Answer Man: How many W.T. Grant's stores were there in the metro-east?

Published: July 3, 2012 

Q. My wife and I are having quite the disagreement! I recall a Grant's store on the EAST end of Belleville while my wife says I'm nuts. What do you think? We seem to agree that there was a Grant's downtown. Was that the one that moved to Bellevue Park Plaza? As a very young child I remember Santa arriving there in a helicopter and tasty burgers in their Bradford House restaurant.

-- Brad Joseph, of O'Fallon

A. I don't remember Santa's whirlybird or the Bradford burgers, but I will grant you this: In this instance, you have a much better memory than your wife. And you deserve a special pat on the back because even I forgot about that third Grant's store in Carlyle Plaza because it was, relatively speaking, gone in a flash.

Longtime residents certainly would remember the W.T. Grant's store at 100-102 E. Main St., catty-cornered from the old Kresge's. I know I'm showing my age, but I still have some of my mom's Grant's pay stubs from the time when downtown Belleville was a retail powerhouse with Sears, Grant's, Woolworth's, Carroll House, Penney's, Small's, Fellner's, etc.

Thumbing through old city directories, I found Grant's opened about 1930 as the W.T. Grant 5-Cent to a Dollar store and disappeared about 1965. By 1966, it housed Lerner's clothing and now, of course, it's where Jimmy John's starts its freaky fast deliveries.

But business in the '50s was still so good that Grant's opened a second store at Bellevue Park Plaza in about 1956. And they didn't stop there. On July 25, 1974, the company rolled out the red carpet to an 89,000-square-foot Grant City store filled with everything from washers and refrigerators to hardware and camping gear. The festivities in Carlyle Plaza included a ribbon cutting by no less than Francis Touchette, St. Clair County Board chairman at the time.

Alas, just 15 months later, all of that stock was being offered at liquidation prices as Grant's closed both remaining Belleville stores -- as well as stores in Cahokia, Collinsville and Granite City -- as it tried to survive what reportedly was the nation's second-largest bankruptcy in history up to that time.

It didn't work. By the end of the country's bicentennial celebration, Grant's retail empire, which had started in 1906 with a single store in Lynn, Mass., was dead.

Q. Now that the mosquito season is here, I pose this question: While touring old Charleston, S.C., a tour guide suggested that the reason the upper-floor windows did not have window screens was because mosquitos do not fly more than 10 feet above ground. True or false?

-- Jack Van Hoorebeke, of O'Fallon

A. Allow me to quickly take a bite out of what is either an old wives' tale -- or just a flat-out tall tale by a guide desperate to sound intelligent.

"It's false," said Joe Conlon, technical adviser for the American Mosquito Control Association in Mount Laurel, N.J. "No-doubt-about-it false. As a matter of fact, the primary carrier of the West Nile virus likes to hang out in the upper limbs of trees, which are well above 10 feet. And, in Singapore, they found mosquitos breeding at 17 stories up."

Now, granted, if there are lots of hosts (i.e., us) at ground level, they'll stay low, Conlon said. Why waste the energy when there are plenty of bloody good victims close to earth?

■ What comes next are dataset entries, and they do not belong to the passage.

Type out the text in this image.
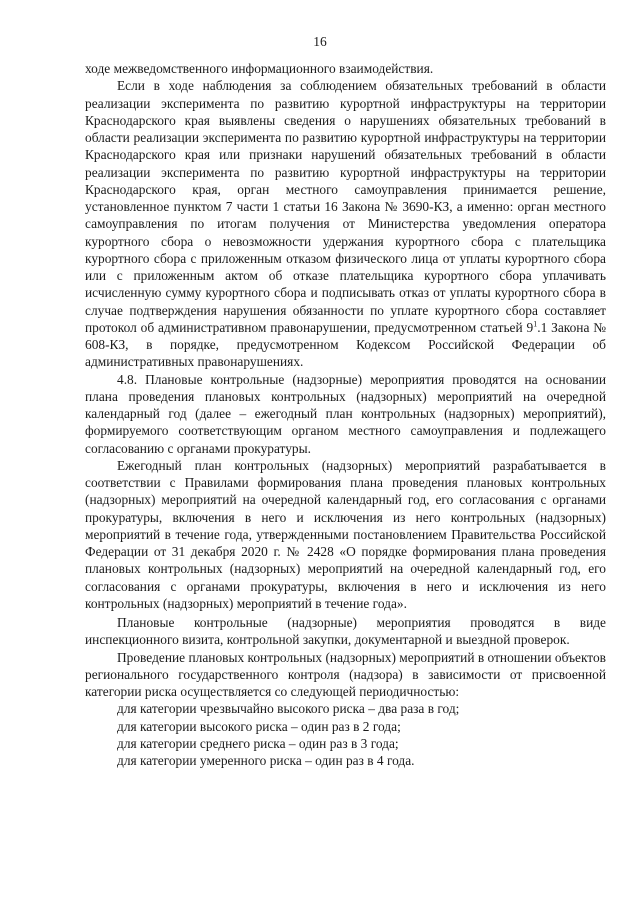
16

ходе межведомственного информационного взаимодействия.

Если в ходе наблюдения за соблюдением обязательных требований в области реализации эксперимента по развитию курортной инфраструктуры на территории Краснодарского края выявлены сведения о нарушениях обязательных требований в области реализации эксперимента по развитию курортной инфраструктуры на территории Краснодарского края или признаки нарушений обязательных требований в области реализации эксперимента по развитию курортной инфраструктуры на территории Краснодарского края, орган местного самоуправления принимается решение, установленное пунктом 7 части 1 статьи 16 Закона № 3690-КЗ, а именно: орган местного самоуправления по итогам получения от Министерства уведомления оператора курортного сбора о невозможности удержания курортного сбора с плательщика курортного сбора с приложенным отказом физического лица от уплаты курортного сбора или с приложенным актом об отказе плательщика курортного сбора уплачивать исчисленную сумму курортного сбора и подписывать отказ от уплаты курортного сбора в случае подтверждения нарушения обязанности по уплате курортного сбора составляет протокол об административном правонарушении, предусмотренном статьей $9^1.1$ Закона № 608-КЗ, в порядке, предусмотренном Кодексом Российской Федерации об административных правонарушениях.

4.8. Плановые контрольные (надзорные) мероприятия проводятся на основании плана проведения плановых контрольных (надзорных) мероприятий на очередной календарный год (далее – ежегодный план контрольных (надзорных) мероприятий), формируемого соответствующим органом местного самоуправления и подлежащего согласованию с органами прокуратуры.

Ежегодный план контрольных (надзорных) мероприятий разрабатывается в соответствии с Правилами формирования плана проведения плановых контрольных (надзорных) мероприятий на очередной календарный год, его согласования с органами прокуратуры, включения в него и исключения из него контрольных (надзорных) мероприятий в течение года, утвержденными постановлением Правительства Российской Федерации от 31 декабря 2020 г. № 2428 «О порядке формирования плана проведения плановых контрольных (надзорных) мероприятий на очередной календарный год, его согласования с органами прокуратуры, включения в него и исключения из него контрольных (надзорных) мероприятий в течение года».

Плановые контрольные (надзорные) мероприятия проводятся в виде инспекционного визита, контрольной закупки, документарной и выездной проверок.

Проведение плановых контрольных (надзорных) мероприятий в отношении объектов регионального государственного контроля (надзора) в зависимости от присвоенной категории риска осуществляется со следующей периодичностью:

для категории чрезвычайно высокого риска – два раза в год;

для категории высокого риска – один раз в 2 года;

для категории среднего риска – один раз в 3 года;

для категории умеренного риска – один раз в 4 года.
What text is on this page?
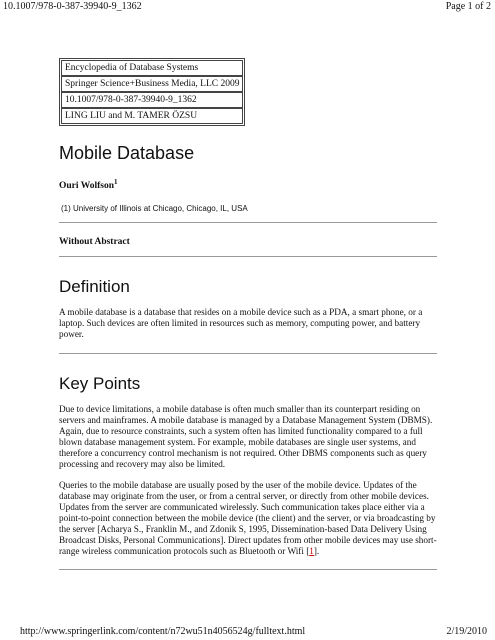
10.1007/978-0-387-39940-9_1362	Page 1 of 2
Encyclopedia of Database Systems
Springer Science+Business Media, LLC 2009
10.1007/978-0-387-39940-9_1362
LING LIU and M. TAMER ÖZSU
Mobile Database
Ouri Wolfson$^1$
(1) University of Illinois at Chicago, Chicago, IL, USA
Without Abstract
Definition

A mobile database is a database that resides on a mobile device such as a PDA, a smart phone, or a laptop. Such devices are often limited in resources such as memory, computing power, and battery power.

Key Points

Due to device limitations, a mobile database is often much smaller than its counterpart residing on servers and mainframes. A mobile database is managed by a Database Management System (DBMS). Again, due to resource constraints, such a system often has limited functionality compared to a full blown database management system. For example, mobile databases are single user systems, and therefore a concurrency control mechanism is not required. Other DBMS components such as query processing and recovery may also be limited.

Queries to the mobile database are usually posed by the user of the mobile device. Updates of the database may originate from the user, or from a central server, or directly from other mobile devices. Updates from the server are communicated wirelessly. Such communication takes place either via a point-to-point connection between the mobile device (the client) and the server, or via broadcasting by the server [Acharya S., Franklin M., and Zdonik S, 1995, Dissemination-based Data Delivery Using Broadcast Disks, Personal Communications]. Direct updates from other mobile devices may use short-range wireless communication protocols such as Bluetooth or Wifi [1].

http://www.springerlink.com/content/n72wu51n4056524g/fulltext.html	2/19/2010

"But your salt-marsh breeders that you actually find around Charleston, they'll fly inland on sea breezes and those sea breezes are up 200, 300 feet," Conlon said. "In fact, one of the main ways mosquitoes get into houses is through bathroom vents, which are up on roofs. So if push comes to shove, they'll come in."

Mosquito, by the way, is a Spanish or Portuguese word meaning "little fly" and may have originated in North America way back in the 1500s.

Q. I seem to be hearing the word "kerfuffle" more often as a synonym for disorder or confusion. What's the origin?

-- W.M., of Belleville

A. No need to get your own knickers in a kerfuffle. It's apparently a variation of carfuffle, a mixture of the Scottish-Gaelic "cearr" for "wrong" or "awkward" and "fuffle" for "becoming disheveled." It reportedly was first used about 1946.

Today's trivia

How far might mosquitoes fly for a meal?

Answer to Tuesday's trivia: Mention the Sahara, and many people may immediately envision nomads on camels negotiating unending stretches of sand. But that's only because the Sahara itself is so huge -- about 3.6 million square miles, which is 400,000 larger than the United States. In reality, sand dunes make up only 15 percent of the Sahara, according to the California Academy of Sciences. Another 15 percent consists of shale and limestone plateaus while 70 percent is rocky plains covered with stones and gravel.